Hacker News new | ask | show | jobs
by learn_more 1154 days ago
Wind and solar are parasites. They can't exist without the fossil fuel energy sources handling the times when the wind doesn't blow and the Sun doesn't shine.

Like the employee who gets all the easy shifts and never works weekends.

4 comments

What a strange take. It reads as "nothing is worth improving on if it cannot 100% completely replace the thing that we're trying to get rid of". If we can reduce our dependence (say 50%) on a power source that has huge negative externalities, isn't that a worthwhile effort?
I've seen this kind of thinking very often.

Like the controversy when traffic light bulbs were replaced and incandescent were phased away in favor of LEDs. In some places where it gets very cold they got obstructed by ice. Because incandescent bulbs were so inefficient and generated so much heat, they didn't have the same "problem". So, because they could not handle the few days where this was a problem (just because it's cold, doesn't mean ice will form there), people were arguing that they were a bad idea.

It didn't matter that for 300+ days they would save a lot of energy. It didn't matter that they were better (and in most locations this would never even be a problem in the first place). It mattered that they were different and had different issues that needed to be solved. In those places, having a different design (or adding a heating element, only active when temps were low) would solve the remaining problem.

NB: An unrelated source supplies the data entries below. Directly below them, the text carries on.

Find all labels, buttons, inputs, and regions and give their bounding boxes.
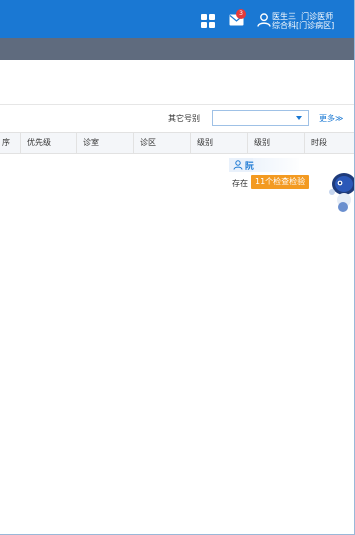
column-header[interactable]: 时段 <box>304 133 327 153</box>
unread-mail-badge: 3 <box>236 9 246 19</box>
column-header[interactable]: 级别 <box>247 133 270 153</box>
column-header[interactable]: 序 <box>0 133 10 153</box>
user-department: 综合科[门诊病区] <box>272 21 335 30</box>
patient-icon <box>233 160 243 170</box>
user-name: 医生三 <box>272 12 296 21</box>
column-header[interactable]: 级别 <box>190 133 213 153</box>
user-icon[interactable] <box>257 13 271 27</box>
column-header[interactable]: 诊室 <box>76 133 99 153</box>
exam-count-tag[interactable]: 11个检查检验 <box>251 175 310 189</box>
user-info[interactable]: 医生三 门诊医师 综合科[门诊病区] <box>272 12 334 30</box>
table-header: 序 优先级 诊室 诊区 级别 级别 时段 <box>0 132 354 154</box>
robot-assistant-icon[interactable] <box>327 170 354 212</box>
more-filters-link[interactable]: 更多≫ <box>319 113 343 124</box>
secondary-nav-bar <box>0 38 354 60</box>
top-header-bar: 3 医生三 门诊医师 综合科[门诊病区] <box>0 0 354 38</box>
other-number-select[interactable] <box>212 110 309 126</box>
user-role: 门诊医师 <box>301 12 334 21</box>
other-number-label: 其它号别 <box>168 114 200 123</box>
chevron-down-icon <box>296 116 302 120</box>
apps-grid-icon[interactable] <box>201 14 215 28</box>
column-header[interactable]: 优先级 <box>20 133 51 153</box>
name-fade-overlay <box>253 155 303 177</box>
filter-row: 其它号别 更多≫ <box>0 104 354 132</box>
column-header[interactable]: 诊区 <box>133 133 156 153</box>
status-text: 存在 <box>232 179 248 188</box>
app-window: 3 医生三 门诊医师 综合科[门诊病区] 其它号别 更多≫ 序 优先级 诊室 诊… <box>0 0 355 535</box>
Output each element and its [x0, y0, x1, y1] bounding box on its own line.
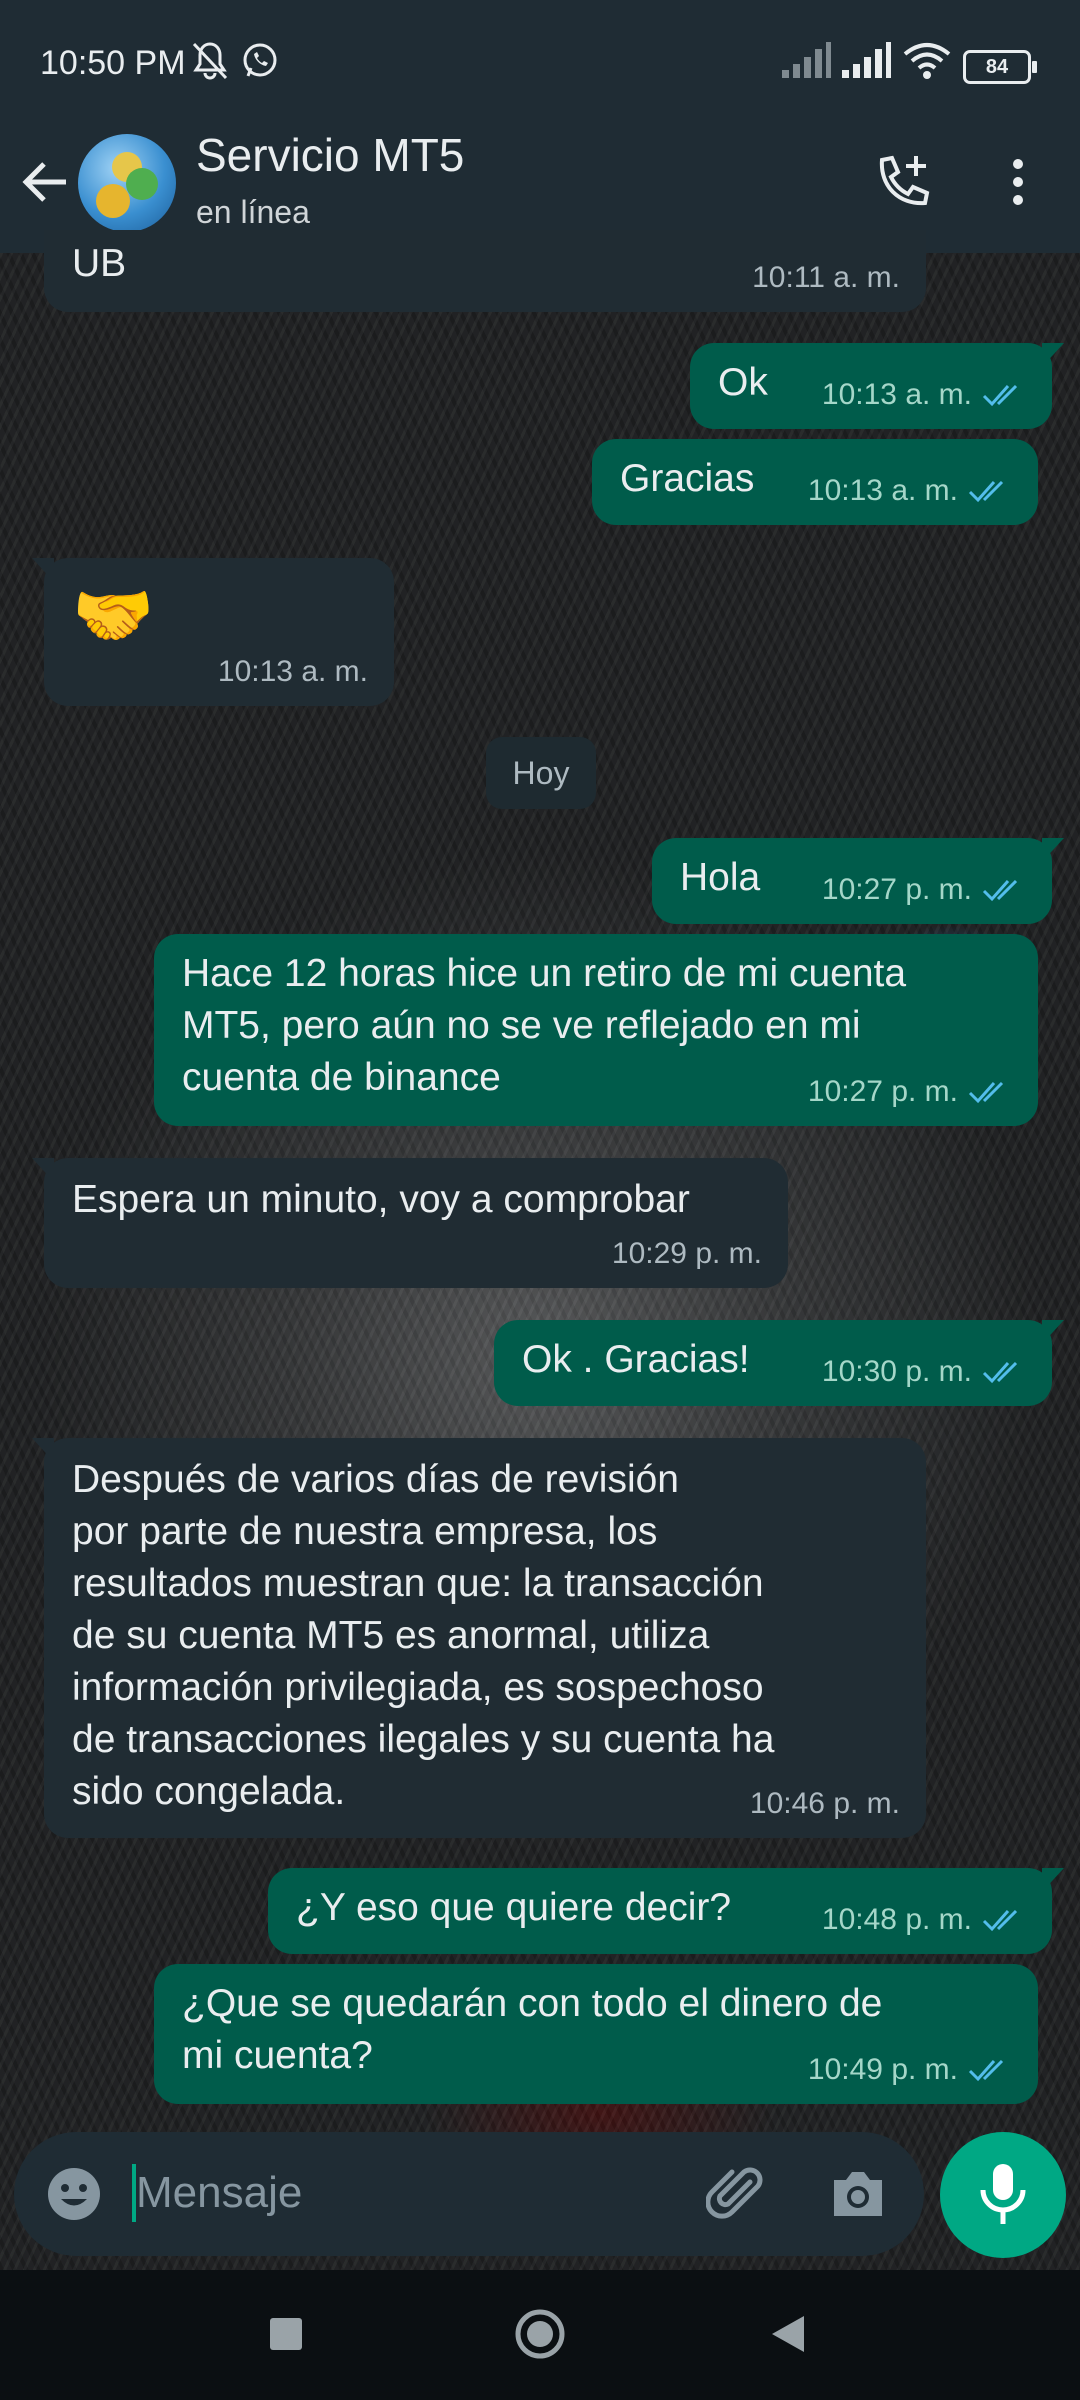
read-receipt-icon — [968, 480, 1004, 503]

I've seen this sort of thinking in corporate settings too. A vastly inferior solution stays in place because a new solution doesn't solve all problems people can possibly think of - even when the existing solution doesn't solve them either!

It boggles the mind.

Technology Connections: https://www.youtube.com/watch?v=GiYO1TObNz8

What's worse is that he points out you could have a lighting system with integrated defroster that only gets turned on when it's super cold, and you're STILL using less energy overall.

1. Only a part of energy consumption is base load, the rest fluctuates anyway... mostly with the day/night cycle (shocker!).

2. The Sun always shines somewhere, the wind always blows somewhere. It's not just about your personal backyard, ironically named "learn_more".

3. We have the thing called The Gridâ„¢, and electricity transportation at far distances is very efficient. Building these long distance connections is cheaper than you'd expect.

But what the parent is saying is true.

Production from wind and solar is random and doesn't work without corresponding guaranteed (controllable) capacity, unless you are willing to accept so-called brown-outs and black-outs.

(Increasing installed capacity of these random generators is not a solution since it leads to situations where the production exceeds demand ... which puts very different demands on the infrastructure.)

Does that matter? If it turns out to be cheaper and greener to build out renewables and keep some gas plants on backup, then sounds good to me.
That math doesn't work -- at least until someone can demonstrate cost effective grid scale energy storage systems. In other words it is not cheaper and perhaps not greener (it isn't clear how green the production and long term maintenance of solar/wind is)

The basic problem is that in order to provide reliable energy 365 days a year you need to account for the daily and \ seasonal variability of solar and wind. You have two options:

    * maintain a duplicate fossil fuel backup system (fully maintained, staffed, and fueled) for those cold windless nights (so no longer cheaper)
    * deploy a storage system that can effectively time shift energy created by solar and wind across entire seasons (also not cheaper nor demonstrated with current battery technology)
Of course if you don't care about reliable electricity you have one more option:

    * suck it up when there is no sun or wind available
Citation needed.

My power utility in the Bay Area powers residential customers 100% on renewable energy. Commercial and industrial do have fossil fuels still.

> maintain a duplicate fossil fuel backup system (fully maintained, staffed, and fueled) for those cold windless nights (so no longer cheaper)

Guess what, this is needed even in a world that only fossil fuels are used. Energy demand is variable and we need peaker plants on standby.

> deploy a storage system that can effectively time shift energy created by solar and wind across entire seasons (also not cheaper nor demonstrated with current battery technology)

We already need some storage in the current grid until said peaker plants come online. Maybe it's not 'cheaper' but it's been demonstrated. California alone has 2239MW of stored power at the moment I'm writing this (check the California ISO).

I'm not entirely sure you are familiar with how power grids work.